Good morning, Quartz readers!
What to watch for today
France celebrates Bastille Day. This year’s military parade, which marks the 100th anniversary of America’s entry into WWI, will be lead by US troops for the first time. US president Donald Trump’s attendance follows an amiable meeting with French president Emmanuel Macron in Paris, where Trump hinted at a possible renegotiation of the Paris climate accord.
China takes a bird’s eye view of its financial system. Chinese leaders convene in Beijing for The National Financial Work Conference, held every five years, to consider ways to improve the country’s complex financial system. On the agenda this year: handing regulation responsibilities over to China’s central bank.
The US reviews June economic activity. The commerce department releases June retail sales data—the struggling sector (paywall) is expected to grow only 0.1% after a 0.3% drop in May— while consumer-price index and industrial production figures are expected to remain stable.
While you were sleeping
Uber merged lanes with the “Russian Google.” On the heels of last year’s exit from China, Uber announced that it will combine its Russian operations with tech company and search engine Yandex, investing $225 million for a 36% stake in a yet-to-be-named venture valued at $3.7 billion. Uber has already spent spent $170 million trying to integrate into the Russian market. Yandex’s stock rose 16% on the news.
China’s most famous political dissident died in prison. Nobel peace laureate Liu Xiaobo was widely known for his leading role in the 1989 Tiananmen Square protests and his lifelong pursuit of human rights in China. He died of liver cancer at age 61 while serving his fourth imprisonment.
Senate Republicans revealed their new health care bill. Version two of the bill, which seeks to replace Obama’s Affordable Care Act, included a controversial amendment by Texas senator Ted Cruz that would allow US insurers to offer cheaper policies with fewer benefits. It appears already imperiled as two senators announced they were unswayed and a third defection would doom the bill.
The Trump Administration prepared new sanctions on China. US officials said the White House could impose sanctions on small Chinese banks, shell companies, and other “low-hanging fruit” within two weeks, in retaliation for China’s failure to rein in North Korea.
Target hit the bullseye. The discount retailer’s latest forecast, which sees increased sales for the first time in five quarters due to improved customer traffic, pushed shares 4.4% and lifted retail stocks. Facing heat from Amazon, traditional retailers like Target and Walmart have embraced convenience services, like curb-side delivery and online retail.

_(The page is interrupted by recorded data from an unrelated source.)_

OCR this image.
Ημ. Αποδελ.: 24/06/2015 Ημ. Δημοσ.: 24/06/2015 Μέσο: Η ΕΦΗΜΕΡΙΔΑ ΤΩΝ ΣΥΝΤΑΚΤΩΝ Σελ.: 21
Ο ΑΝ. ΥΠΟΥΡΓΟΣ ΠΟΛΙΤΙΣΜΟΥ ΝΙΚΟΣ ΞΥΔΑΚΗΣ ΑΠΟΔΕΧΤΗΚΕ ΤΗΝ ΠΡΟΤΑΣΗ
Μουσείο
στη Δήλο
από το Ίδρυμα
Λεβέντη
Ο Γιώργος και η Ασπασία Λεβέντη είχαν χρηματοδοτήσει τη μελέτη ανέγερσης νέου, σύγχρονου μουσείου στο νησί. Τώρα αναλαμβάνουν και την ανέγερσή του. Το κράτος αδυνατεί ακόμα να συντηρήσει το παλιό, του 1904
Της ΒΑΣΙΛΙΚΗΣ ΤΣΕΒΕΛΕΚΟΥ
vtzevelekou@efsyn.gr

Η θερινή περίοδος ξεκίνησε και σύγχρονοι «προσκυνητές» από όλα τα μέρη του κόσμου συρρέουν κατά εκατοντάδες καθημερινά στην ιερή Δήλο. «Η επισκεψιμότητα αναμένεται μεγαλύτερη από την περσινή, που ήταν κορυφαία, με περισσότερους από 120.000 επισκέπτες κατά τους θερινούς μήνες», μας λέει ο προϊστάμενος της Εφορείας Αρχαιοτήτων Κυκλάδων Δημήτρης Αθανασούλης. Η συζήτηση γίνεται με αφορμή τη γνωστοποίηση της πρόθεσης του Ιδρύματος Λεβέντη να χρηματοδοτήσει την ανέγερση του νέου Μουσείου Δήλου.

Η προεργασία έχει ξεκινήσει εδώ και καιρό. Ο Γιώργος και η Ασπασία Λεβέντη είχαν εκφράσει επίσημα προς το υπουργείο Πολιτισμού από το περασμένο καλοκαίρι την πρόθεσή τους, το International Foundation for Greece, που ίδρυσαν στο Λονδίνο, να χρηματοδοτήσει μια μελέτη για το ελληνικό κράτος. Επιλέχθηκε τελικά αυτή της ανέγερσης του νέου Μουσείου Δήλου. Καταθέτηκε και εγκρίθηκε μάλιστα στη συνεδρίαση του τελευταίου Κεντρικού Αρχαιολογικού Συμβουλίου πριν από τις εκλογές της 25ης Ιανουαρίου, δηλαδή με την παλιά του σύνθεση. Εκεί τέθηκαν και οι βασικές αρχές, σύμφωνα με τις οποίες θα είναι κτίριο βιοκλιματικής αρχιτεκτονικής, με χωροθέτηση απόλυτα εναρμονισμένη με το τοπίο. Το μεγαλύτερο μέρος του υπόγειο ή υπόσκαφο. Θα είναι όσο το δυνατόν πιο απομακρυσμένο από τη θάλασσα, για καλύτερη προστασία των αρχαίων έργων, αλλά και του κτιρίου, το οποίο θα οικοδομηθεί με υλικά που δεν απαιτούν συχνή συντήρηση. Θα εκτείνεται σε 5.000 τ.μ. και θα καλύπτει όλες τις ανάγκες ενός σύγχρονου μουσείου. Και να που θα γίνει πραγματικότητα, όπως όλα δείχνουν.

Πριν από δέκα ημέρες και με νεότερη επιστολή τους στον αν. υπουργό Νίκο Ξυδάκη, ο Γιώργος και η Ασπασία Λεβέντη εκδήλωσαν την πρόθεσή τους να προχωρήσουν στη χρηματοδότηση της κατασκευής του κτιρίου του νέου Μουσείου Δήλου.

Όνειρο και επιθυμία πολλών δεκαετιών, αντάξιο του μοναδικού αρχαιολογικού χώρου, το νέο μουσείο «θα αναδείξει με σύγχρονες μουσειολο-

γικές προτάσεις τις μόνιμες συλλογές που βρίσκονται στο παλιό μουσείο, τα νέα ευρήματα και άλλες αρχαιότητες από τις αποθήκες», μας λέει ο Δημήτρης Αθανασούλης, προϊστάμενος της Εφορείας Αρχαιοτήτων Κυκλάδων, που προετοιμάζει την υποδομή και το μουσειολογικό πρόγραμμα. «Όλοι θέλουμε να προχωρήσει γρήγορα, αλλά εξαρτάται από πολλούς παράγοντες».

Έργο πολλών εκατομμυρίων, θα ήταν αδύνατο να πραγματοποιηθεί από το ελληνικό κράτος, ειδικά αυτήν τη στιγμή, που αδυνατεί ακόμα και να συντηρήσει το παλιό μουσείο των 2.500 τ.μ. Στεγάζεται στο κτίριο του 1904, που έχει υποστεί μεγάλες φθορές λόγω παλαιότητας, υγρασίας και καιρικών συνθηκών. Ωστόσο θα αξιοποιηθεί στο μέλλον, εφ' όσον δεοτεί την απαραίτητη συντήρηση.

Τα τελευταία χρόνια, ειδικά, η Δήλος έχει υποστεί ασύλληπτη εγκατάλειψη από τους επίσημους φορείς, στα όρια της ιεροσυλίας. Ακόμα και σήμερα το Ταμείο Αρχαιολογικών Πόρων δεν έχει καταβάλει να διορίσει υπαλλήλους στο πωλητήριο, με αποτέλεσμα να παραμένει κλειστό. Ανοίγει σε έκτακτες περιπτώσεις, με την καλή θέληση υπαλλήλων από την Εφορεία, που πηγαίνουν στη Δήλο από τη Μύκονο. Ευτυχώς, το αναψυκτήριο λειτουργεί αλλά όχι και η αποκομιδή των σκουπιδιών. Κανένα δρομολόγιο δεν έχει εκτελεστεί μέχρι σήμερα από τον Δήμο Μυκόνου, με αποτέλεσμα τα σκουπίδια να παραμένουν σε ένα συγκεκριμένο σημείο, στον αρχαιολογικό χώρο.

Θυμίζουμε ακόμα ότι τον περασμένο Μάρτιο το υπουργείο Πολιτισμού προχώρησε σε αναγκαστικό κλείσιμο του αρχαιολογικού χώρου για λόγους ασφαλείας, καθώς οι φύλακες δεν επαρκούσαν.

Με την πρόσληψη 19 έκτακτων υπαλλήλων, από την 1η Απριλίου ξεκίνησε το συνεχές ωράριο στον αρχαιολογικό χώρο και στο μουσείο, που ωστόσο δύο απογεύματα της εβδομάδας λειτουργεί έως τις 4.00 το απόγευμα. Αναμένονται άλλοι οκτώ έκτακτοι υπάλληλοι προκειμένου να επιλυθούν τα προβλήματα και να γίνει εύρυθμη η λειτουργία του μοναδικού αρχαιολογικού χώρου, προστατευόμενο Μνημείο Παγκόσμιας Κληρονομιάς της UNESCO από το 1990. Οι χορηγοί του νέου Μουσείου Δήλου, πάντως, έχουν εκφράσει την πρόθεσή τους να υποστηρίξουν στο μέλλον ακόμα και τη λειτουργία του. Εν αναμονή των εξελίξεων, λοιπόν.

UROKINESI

Quartz obsession interlude
Oliver Staley on “chiefiness” taking over the corporate world. “As the proliferation of chiefs spreads, the title has become less a position of authority, and more a reflection of a company’s current culture. To stress its pizzas are made with fresh ingredients, Papa John’s promoted a senior vice president to chief ingredient officer. Mars, the candy and food company, is making a push toward sustainability, so it named a chief agricultural officer.” Read more.
The pollyanna / Street. It finds only good news / Amid all the chaos
Matters of debate
Universal basic income is bad for everyone except billionaires. It’ll help Silicon Valley sleep better, while compounding social inequality.
Nobody really believes in free market health care. If they did, they’d be willing to forego saving some patients (paywall).
There’s a right and wrong kind of popularity. Likability, not status, is a more meaningful trait for people to pursue.
Our perception of time is warped by the number of important events we remember. That’s why the Trump presidency already feels like a lifetime.
A Chicago library is seeking a witch translator. Volunteers are needed to help make sense of a mysterious 17th century book of charms.
Some narcoleptics hallucinate their own death. A lesser-known aspect of the sleep disorder prevents sufferers from distinguishing dreams and reality.
People miss almost 10% of their faces when they apply sunscreen. UV photos reveal that they’re especially lax around their eyes.
A Google search helped the SEC nab an insider trader. He was allegedly looking for tips on “how sec detect unusual trade.”